Voice readers can catch up on the effort by 49 Burlingame and Hillsborough residents to get some relief from SFO runway noise here and in the two prior links in that post. The 49 plaintiffs have filed in Small Claims court and have presented their complaints in four sessions in Redwood City, so Tuesday was the airport's turn to present its defense. We heard two and a half hours of testimony from an outside noise expert and an airport environmental planner that never really got to the root of the complaints– that back blast or "run up" noise is damaging our quality of life– mostly sleep, outdoor activities and doors and windows shaking.
One plaintiff started an on-line survey that now has 205 responses and found substantial concern around the clock. 15% of these residents are disturbed by SFO runway noise all day long and 58% disturbed during regular home hours of either 1-5 or 5-10 hours per day. More than half of these families suffer between 6pm to midnight; 9pm-midnight is the worst and almost 30% suffer 12-5am and 30% also suffer from 5-8am.

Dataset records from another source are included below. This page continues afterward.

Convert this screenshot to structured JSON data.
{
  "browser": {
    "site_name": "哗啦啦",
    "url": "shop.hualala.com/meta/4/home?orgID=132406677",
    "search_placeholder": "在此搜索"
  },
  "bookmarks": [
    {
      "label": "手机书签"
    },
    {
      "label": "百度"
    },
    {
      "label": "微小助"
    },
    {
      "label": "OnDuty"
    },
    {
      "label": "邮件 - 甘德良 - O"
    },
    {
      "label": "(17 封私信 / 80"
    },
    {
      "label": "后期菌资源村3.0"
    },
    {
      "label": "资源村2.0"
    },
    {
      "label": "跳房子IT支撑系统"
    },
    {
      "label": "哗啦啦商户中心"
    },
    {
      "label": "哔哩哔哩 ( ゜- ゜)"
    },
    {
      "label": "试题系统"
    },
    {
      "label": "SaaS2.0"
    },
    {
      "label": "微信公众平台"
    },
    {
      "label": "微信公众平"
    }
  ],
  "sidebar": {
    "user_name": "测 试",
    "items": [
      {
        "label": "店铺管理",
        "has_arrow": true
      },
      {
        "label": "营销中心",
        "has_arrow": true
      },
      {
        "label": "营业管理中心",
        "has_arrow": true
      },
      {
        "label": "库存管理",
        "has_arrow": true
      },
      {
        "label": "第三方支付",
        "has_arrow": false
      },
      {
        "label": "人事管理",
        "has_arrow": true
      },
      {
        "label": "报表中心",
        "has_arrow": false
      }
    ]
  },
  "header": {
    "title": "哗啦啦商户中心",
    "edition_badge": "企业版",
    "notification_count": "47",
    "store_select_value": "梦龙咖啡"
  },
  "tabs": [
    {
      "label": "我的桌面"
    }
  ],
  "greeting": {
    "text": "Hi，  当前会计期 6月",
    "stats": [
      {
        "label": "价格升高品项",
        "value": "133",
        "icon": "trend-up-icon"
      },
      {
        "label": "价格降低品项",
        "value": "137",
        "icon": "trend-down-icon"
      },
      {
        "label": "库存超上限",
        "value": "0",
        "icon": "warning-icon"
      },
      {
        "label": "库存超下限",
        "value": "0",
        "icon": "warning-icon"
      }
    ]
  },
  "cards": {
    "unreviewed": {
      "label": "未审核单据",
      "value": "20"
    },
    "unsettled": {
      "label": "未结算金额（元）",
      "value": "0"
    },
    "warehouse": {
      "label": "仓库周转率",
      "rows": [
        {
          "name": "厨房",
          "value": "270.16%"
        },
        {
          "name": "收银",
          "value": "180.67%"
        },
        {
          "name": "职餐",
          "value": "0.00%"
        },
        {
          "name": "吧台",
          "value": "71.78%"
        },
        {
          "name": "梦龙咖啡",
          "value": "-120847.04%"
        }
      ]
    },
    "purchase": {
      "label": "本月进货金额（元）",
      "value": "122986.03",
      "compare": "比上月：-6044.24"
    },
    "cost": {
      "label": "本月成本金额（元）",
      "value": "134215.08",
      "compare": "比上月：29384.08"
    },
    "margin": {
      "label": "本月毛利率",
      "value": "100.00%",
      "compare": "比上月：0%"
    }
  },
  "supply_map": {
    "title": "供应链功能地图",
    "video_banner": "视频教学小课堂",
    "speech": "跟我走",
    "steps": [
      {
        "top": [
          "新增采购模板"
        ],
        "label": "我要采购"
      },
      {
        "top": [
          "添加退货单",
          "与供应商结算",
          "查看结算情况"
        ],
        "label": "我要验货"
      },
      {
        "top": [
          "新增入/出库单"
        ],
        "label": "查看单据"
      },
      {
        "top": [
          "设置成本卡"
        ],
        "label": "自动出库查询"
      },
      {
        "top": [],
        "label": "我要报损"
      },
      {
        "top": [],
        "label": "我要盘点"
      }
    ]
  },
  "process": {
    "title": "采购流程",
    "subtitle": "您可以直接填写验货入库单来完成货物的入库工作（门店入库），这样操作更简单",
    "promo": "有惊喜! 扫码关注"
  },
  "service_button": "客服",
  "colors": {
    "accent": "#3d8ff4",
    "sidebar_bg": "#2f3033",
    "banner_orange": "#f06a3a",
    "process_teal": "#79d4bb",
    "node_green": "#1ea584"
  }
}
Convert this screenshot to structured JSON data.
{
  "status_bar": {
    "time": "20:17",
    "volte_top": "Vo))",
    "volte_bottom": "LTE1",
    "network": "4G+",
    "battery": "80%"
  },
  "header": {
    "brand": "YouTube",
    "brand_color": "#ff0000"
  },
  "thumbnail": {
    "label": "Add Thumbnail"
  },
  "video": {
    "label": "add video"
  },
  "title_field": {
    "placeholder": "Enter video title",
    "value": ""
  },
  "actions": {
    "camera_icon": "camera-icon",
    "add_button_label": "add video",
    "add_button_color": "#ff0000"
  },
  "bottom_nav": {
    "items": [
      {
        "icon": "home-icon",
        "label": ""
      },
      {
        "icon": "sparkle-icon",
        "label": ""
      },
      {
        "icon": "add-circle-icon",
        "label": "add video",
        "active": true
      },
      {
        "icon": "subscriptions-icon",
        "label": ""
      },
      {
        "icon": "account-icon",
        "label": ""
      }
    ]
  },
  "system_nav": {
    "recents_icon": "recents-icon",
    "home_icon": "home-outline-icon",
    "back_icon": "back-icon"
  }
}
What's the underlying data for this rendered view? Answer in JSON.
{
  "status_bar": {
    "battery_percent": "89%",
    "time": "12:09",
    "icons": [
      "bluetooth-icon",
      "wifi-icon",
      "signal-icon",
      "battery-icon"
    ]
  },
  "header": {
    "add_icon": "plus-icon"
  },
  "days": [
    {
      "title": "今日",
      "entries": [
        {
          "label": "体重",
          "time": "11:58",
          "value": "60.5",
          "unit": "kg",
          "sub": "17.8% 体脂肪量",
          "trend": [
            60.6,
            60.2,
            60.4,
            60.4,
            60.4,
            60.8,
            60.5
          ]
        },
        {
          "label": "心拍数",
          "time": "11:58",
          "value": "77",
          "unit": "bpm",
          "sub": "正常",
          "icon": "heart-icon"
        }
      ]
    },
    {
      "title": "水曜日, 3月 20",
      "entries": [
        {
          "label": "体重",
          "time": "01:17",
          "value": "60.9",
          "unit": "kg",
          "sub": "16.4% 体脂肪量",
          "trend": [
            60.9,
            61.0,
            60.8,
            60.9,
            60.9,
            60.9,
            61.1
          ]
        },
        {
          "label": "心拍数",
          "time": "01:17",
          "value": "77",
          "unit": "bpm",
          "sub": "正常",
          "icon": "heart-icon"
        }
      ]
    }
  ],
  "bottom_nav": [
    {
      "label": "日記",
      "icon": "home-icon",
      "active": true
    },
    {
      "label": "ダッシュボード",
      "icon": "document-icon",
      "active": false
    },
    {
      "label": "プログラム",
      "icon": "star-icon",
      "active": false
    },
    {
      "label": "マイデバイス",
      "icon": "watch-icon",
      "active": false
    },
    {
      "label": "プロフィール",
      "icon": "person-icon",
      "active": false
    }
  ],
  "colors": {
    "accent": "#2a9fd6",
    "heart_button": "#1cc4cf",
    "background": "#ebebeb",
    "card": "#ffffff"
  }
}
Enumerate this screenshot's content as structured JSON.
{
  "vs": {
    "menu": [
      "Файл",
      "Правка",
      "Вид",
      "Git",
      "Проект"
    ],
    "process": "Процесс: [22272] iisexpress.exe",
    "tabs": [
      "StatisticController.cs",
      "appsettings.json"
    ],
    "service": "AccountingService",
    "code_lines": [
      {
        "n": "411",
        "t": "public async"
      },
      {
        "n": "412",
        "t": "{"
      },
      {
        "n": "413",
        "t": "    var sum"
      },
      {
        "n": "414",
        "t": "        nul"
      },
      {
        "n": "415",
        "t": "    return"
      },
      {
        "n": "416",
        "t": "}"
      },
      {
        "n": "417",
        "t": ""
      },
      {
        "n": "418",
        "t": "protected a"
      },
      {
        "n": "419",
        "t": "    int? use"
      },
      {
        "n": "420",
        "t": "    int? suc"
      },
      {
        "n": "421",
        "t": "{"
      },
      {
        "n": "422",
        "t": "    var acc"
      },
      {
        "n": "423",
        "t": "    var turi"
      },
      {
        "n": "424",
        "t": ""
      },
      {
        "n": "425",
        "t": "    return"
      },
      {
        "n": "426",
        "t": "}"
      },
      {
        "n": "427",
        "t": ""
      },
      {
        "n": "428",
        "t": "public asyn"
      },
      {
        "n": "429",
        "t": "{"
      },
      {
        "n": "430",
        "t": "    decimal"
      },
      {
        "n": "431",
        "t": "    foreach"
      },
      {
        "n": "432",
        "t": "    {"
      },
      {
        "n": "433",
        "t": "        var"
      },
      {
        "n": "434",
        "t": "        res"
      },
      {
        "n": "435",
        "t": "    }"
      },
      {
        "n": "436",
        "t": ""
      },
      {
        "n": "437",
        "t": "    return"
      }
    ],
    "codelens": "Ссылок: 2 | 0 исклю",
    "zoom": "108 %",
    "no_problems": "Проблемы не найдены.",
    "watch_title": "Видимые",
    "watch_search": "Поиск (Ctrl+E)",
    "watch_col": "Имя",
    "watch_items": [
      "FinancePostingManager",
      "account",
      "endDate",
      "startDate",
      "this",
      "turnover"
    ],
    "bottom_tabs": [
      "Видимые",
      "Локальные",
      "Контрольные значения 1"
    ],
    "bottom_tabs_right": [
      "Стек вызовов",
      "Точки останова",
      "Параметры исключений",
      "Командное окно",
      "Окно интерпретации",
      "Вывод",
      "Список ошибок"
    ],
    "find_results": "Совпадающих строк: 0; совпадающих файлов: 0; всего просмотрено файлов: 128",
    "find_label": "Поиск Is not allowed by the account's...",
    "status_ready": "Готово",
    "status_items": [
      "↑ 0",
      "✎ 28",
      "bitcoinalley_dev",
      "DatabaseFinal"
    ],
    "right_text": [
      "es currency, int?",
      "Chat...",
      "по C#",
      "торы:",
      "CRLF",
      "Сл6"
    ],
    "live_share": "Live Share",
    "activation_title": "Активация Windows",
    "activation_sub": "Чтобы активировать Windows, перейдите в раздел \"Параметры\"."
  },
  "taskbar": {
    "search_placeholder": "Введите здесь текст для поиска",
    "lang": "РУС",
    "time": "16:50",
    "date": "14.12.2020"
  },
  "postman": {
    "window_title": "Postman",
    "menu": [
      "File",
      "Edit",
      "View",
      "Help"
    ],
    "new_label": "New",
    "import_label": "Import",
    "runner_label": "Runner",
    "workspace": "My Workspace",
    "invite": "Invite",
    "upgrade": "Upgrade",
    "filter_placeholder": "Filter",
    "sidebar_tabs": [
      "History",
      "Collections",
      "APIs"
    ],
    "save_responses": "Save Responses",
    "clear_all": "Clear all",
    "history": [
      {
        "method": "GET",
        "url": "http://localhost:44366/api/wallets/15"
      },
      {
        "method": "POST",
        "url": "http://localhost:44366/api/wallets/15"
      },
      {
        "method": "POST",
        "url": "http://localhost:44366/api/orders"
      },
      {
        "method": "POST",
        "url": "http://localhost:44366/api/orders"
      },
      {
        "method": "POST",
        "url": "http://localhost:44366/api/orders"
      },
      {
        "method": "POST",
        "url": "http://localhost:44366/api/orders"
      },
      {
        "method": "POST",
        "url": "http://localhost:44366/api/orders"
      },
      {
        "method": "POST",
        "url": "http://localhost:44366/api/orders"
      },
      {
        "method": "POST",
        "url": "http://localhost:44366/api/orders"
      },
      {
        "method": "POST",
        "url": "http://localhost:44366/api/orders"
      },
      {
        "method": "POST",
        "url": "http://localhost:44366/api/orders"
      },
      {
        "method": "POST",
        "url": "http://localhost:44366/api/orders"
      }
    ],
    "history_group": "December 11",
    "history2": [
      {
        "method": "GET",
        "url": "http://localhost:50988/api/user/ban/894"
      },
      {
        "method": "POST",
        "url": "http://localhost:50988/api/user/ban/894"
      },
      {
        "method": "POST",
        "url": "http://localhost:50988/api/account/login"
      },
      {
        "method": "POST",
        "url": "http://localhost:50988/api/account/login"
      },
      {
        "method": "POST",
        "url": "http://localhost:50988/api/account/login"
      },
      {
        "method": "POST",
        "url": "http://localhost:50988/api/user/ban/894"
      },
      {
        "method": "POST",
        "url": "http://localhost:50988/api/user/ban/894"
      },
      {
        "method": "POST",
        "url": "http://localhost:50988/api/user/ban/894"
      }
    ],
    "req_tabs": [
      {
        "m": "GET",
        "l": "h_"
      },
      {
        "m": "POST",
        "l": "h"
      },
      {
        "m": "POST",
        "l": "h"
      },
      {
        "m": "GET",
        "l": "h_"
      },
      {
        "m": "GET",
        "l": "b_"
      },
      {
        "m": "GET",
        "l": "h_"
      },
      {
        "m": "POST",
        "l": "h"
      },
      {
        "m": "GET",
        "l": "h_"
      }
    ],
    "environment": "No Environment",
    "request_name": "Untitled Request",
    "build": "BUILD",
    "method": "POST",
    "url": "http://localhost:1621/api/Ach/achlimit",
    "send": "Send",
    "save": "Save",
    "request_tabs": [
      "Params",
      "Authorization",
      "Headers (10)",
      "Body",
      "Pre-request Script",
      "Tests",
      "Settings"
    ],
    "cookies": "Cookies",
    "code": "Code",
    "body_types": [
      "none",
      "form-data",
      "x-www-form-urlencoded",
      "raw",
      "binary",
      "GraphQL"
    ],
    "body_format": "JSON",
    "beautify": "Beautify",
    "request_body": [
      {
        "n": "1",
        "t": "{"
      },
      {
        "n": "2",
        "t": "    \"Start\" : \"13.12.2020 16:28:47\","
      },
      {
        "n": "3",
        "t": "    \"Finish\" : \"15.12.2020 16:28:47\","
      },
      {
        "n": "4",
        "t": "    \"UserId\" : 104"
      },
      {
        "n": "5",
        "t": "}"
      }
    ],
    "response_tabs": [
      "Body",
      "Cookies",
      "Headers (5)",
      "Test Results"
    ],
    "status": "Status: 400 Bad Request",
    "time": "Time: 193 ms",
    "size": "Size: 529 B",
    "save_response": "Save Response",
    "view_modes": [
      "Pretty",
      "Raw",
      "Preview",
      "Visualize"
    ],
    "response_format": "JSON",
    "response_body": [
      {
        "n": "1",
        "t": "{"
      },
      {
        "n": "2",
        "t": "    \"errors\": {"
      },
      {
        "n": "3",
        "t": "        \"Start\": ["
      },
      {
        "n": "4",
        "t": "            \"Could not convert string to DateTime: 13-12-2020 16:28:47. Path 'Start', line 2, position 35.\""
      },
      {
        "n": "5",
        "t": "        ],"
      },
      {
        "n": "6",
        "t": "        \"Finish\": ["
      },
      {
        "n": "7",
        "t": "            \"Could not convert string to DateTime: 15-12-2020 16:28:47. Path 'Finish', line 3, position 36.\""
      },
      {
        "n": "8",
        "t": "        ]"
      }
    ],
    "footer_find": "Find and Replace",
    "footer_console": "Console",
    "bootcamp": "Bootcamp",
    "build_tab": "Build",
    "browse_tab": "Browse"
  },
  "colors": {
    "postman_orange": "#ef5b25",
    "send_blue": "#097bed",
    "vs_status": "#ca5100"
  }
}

The rest must have some pretty good sleeping pills……
SFO's defense hits on the following points:
- Various ordinances say they only need to mitigate noise where a 24-hour average called CNEL is above 65db. That is a tight zone according to SFO's computer model and none of the 49 residences are in that very tight zone around each set of runways. There appears to be minimal actual field measurements and no accounting for the 15-30 second blasts that are the essence of the complaints.
- The FAA, not SFO, controls all airline operations including taxiing and run-up (in contradiction to what some residents have been told elsewhere).
- Runways 1L and 1R were moved south by 450’ and 200’ respectively at around the time that people felt runway noise became worse, but the airport claims that is such a small distance that it has no noise effect.
- The runway safety project that added a "run away plane" section to the runway called EMAS at the ends of the runway has no noise effect.
- No form of noise barrier exists that would address our complaint as the noise source and the hearing parties need to be very close to the barrier (meaning a few yards not the one to five miles of the plaintiffs' homes).
- Prior legal action means anyone who bought their home after Feb 18, 1980 has no ability to file a claim. This claim ignores the limits put on that ruling that make it inapplicable if airport traffic increases or configurations change–which they have over almost 40 years.
Oddly enough, the next witness to testify for the defense before we ran out of time Tuesday was the head of the Noise Abatement Center. While the airport tried to slide through without him taking the stand, the judge insisted he at least take plaintiffs questions so he will return to court on June 11th at 9 am.